TKM Institutsseminar

Vortragender:

Edward Medina-Guerra

Datum:

19.05.2022 12:30

Ort:

Room 10.01, Bldg. 30.23, Campus South and via Zoom

Zugehörigkeit:

Weizmann Institute

Gastgeber:

Igor Gornyi

Abstract

The quantum state of a subsystem belonging to a bipartite system can be modified by performing local measurements on its complementary party. This type of correlation is called quantum steering and is one of the pillars of quantum state engineering. In this work, we study the robustness against errors of a particular quantum steering protocol presented by Roy et al. in [S.Roy, J. T. Chalker, I. V. Gornyi, and Y. Gefen.
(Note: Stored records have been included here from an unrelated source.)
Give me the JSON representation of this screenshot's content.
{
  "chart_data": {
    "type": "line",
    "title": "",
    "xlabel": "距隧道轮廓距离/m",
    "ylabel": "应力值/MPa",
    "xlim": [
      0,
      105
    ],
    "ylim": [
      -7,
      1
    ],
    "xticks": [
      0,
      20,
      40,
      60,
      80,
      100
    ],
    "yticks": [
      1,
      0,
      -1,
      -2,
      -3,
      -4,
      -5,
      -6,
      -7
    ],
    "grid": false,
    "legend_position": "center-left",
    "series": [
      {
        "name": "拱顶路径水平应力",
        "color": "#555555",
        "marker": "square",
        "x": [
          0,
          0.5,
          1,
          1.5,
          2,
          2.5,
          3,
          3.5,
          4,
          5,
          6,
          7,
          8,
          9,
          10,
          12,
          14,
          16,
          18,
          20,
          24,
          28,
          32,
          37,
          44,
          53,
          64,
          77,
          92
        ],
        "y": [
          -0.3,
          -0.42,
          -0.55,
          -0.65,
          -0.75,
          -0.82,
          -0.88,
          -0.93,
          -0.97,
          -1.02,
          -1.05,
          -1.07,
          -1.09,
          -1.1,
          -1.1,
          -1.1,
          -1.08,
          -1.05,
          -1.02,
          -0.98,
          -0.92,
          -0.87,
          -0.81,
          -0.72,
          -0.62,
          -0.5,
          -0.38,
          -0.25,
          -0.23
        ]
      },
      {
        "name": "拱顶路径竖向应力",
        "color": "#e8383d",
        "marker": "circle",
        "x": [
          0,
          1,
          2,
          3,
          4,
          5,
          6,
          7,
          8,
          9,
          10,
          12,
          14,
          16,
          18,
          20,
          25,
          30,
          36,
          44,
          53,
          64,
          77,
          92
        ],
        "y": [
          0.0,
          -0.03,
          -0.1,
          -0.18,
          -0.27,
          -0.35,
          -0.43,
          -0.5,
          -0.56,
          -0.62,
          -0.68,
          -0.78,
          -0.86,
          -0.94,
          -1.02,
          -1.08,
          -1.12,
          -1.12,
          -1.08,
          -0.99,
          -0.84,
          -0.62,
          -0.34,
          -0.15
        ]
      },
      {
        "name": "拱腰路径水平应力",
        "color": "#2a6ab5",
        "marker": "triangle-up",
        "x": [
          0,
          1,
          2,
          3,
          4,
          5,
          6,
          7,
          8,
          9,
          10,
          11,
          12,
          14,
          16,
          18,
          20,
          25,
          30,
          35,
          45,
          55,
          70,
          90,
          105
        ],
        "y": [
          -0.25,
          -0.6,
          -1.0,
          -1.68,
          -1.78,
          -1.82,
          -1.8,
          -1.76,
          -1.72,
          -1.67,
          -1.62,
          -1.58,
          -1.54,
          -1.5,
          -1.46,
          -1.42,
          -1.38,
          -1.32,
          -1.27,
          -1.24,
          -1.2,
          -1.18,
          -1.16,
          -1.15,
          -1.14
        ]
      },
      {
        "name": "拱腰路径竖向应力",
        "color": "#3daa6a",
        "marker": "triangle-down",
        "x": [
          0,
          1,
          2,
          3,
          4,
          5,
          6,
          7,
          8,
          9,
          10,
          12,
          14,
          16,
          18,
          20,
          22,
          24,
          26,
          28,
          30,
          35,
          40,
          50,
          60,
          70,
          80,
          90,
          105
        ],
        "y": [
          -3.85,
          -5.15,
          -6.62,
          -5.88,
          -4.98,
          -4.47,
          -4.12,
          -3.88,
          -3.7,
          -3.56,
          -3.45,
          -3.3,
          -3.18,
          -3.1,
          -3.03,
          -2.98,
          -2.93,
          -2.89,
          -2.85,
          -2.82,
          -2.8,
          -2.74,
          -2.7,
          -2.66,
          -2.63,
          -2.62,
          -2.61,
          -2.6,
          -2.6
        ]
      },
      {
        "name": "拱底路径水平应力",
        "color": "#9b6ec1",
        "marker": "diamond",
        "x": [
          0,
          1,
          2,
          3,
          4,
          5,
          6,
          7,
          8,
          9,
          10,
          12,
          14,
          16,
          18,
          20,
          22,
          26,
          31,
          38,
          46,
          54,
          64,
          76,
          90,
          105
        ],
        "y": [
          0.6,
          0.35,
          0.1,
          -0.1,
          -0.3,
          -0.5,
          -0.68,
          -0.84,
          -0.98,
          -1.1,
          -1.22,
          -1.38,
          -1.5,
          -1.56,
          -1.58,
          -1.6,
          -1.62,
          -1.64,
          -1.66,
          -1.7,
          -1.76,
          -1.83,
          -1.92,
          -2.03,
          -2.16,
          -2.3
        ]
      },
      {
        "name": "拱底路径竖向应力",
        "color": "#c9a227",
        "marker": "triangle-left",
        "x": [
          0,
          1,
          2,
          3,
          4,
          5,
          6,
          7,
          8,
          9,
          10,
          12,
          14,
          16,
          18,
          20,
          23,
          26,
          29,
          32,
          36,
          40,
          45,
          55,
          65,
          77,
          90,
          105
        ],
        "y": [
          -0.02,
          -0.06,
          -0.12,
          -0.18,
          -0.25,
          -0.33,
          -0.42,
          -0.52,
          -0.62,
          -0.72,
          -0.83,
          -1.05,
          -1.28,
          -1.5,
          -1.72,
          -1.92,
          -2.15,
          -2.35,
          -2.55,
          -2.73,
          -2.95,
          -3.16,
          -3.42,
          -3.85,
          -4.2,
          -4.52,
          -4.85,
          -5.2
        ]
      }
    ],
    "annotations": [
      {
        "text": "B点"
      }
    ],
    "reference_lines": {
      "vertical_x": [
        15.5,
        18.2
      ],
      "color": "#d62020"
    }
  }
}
Physical Review Research, 2 (3), 033347, 2020]. The protocol consists of steering an arbitrary initial state of a quantum system towards a predetermined pure target state by the consecutive iteration of the following three steps: first, a product state is formed with the state of the steered system and the state of m independently prepared ancillary systems (also called “detectors”); second, the product state evolves during a finite time under the action of a tailor-made detector-system Hamiltonian that induces correlations between the detector and system; and third, a partial trace is taken over the detectors to get the updated state of the system (this is referred to as a “blind measurement”). For this protocol, we consider two types of errors of probabilistic nature: static and dynamic, where the probability of the latter changes after each steering step. We show that the protocol is not particularly robust against the static error consisting of wrongly prepared ancillary states. As for dynamical errors, such as environmentally induced stochastic noise, the protocol shows robustness only under a particular set of conditions. The steering of a qubit towards an arbitrary point on the Bloch sphere is given as an example.